Il y a quatre ans, deux astronomes belges de l'Observatoire royal de Belgique ont décidé que les deux séries pourraient bénéficier d'un nettoyage en profondeur. Pourquoi ont-ils dû faire ça ? On le sait peu, mais depuis 1981 le service de l'Observatoire d'Uccle au nom éloquent World Data Center garde la trace de l'International Sunspot Number. "La série International Sunspot Number a été fondée en 1849 par le directeur de l'Observatoire de Zurich", explique Laure Lefèvre, qui dirige le World Data Center avec son collègue Frédéric Clette. « Mais en 1981, l'observatoire ne s'y intéresse plus à cause des coupes budgétaires. Ensuite, notre Observatoire a décidé de s'occuper de la série d'observations.”

Lors du calage, Lefèvre et Clette ont rencontré plusieurs erreurs systématiques dans les deux séries. Par exemple, ils ont identifié un observateur en Suisse dont la vision, sans s'en rendre compte, se détériorait lentement mais sûrement. Ils ont également constaté que certains observateurs, en particulier ceux chargés de surveiller d'autres aspects du soleil, sous-déclaraient.

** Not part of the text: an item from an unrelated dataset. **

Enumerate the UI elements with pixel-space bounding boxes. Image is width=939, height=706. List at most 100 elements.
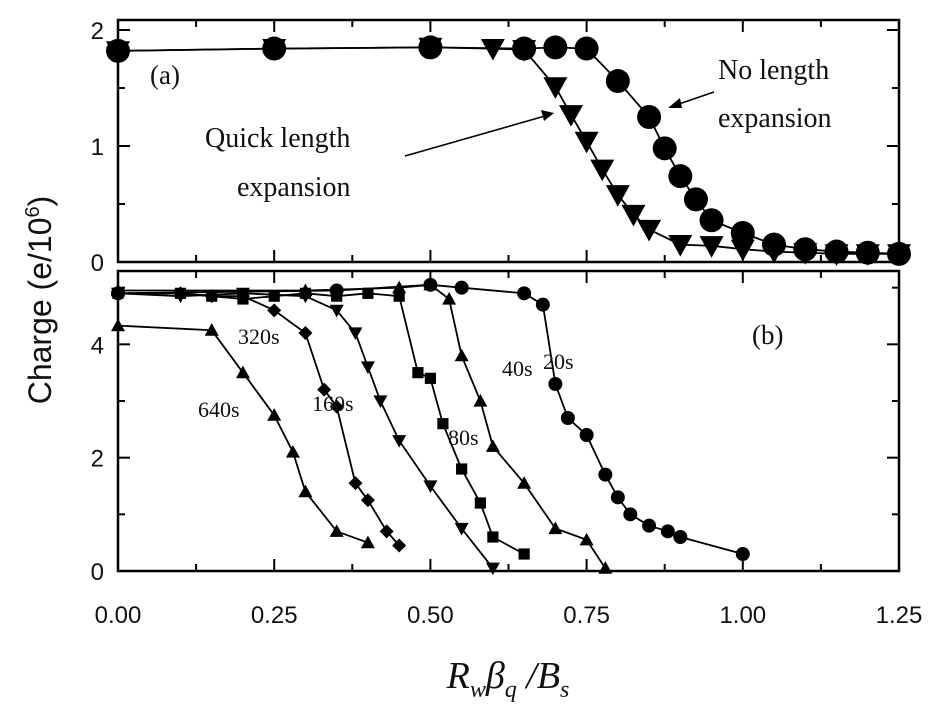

Lefèvre :" Si ces observateurs n'ont pas enregistré de taches solaires, cela ne veut pas dire qu'il n'y en avait pas. " Enfin, les deux astronomes belges ont également corrigé une mauvaise correction qui avait été introduite en 1947 dans la série de l'International Sunspot Number. Une correction qui a résulté d'un nouveau directeur à l'observatoire de Zurich.

La combinaison de toutes les corrections a conduit à un résultat surprenant. « Dans la nouvelle série, les maxima historiques sont considérablement plus élevés, si bien qu'on ne peut plus parler d'un soi-disant 'grand maximum' dans la seconde moitié du siècle dernier », précise Lèfevre. Il n'y a pas si longtemps, ce « grand maximum » était avancé par les climato-sceptiques comme une explication alternative du réchauffement climatique. Après tout, on sait qu'un soleil plus actif envoie plus d'énergie lumineuse à la terre.

L'Union astronomique internationale (UAI) est également charmée par les travaux de Clette et Lefèvre. La semaine dernière, elle a officialisé la normalisation du nombre de taches solaires – ainsi que les règles du jeu pour faire correspondre les deux séries. Dans un communiqué de presse, l'UAI qualifie les deux séries de "clés pour tracer l'évolution du soleil et des autres étoiles et pour étudier l'impact du soleil sur la vie sur Terre". De plus, les deux séries, du nombre international de taches solaires d'une part et du nombre de groupes de taches solaires d'autre part, correspondent maintenant bien. "Pour la première fois dans l'histoire, ils montrent la même évolution à long terme du soleil."

Le minimum de Maunder est valable

Après le calibrage, une hypothèse peut déjà être jetée à la poubelle - si elle n'y était plus condamnée :à savoir la théorie selon laquelle le réchauffement climatique que nous vivons actuellement est en grande partie causé par une plus forte activité du soleil durant la seconde moitié de l'année. 20ème siècle.

Il n'y a donc aucune trace de ce "grand maximum solaire" après l'étalonnage, mais le minimum de Maunder tient. Cela indique la période entre 1645 et 1715 au cours de laquelle - selon les deux séries de nombres de taches solaires - extrêmement peu de taches solaires étaient visibles. Ce minimum de Maunder aurait provoqué le petit âge glaciaire, une période au cours de laquelle l'Europe a souffert d'hivers extrêmement froids et d'étés pluvieux.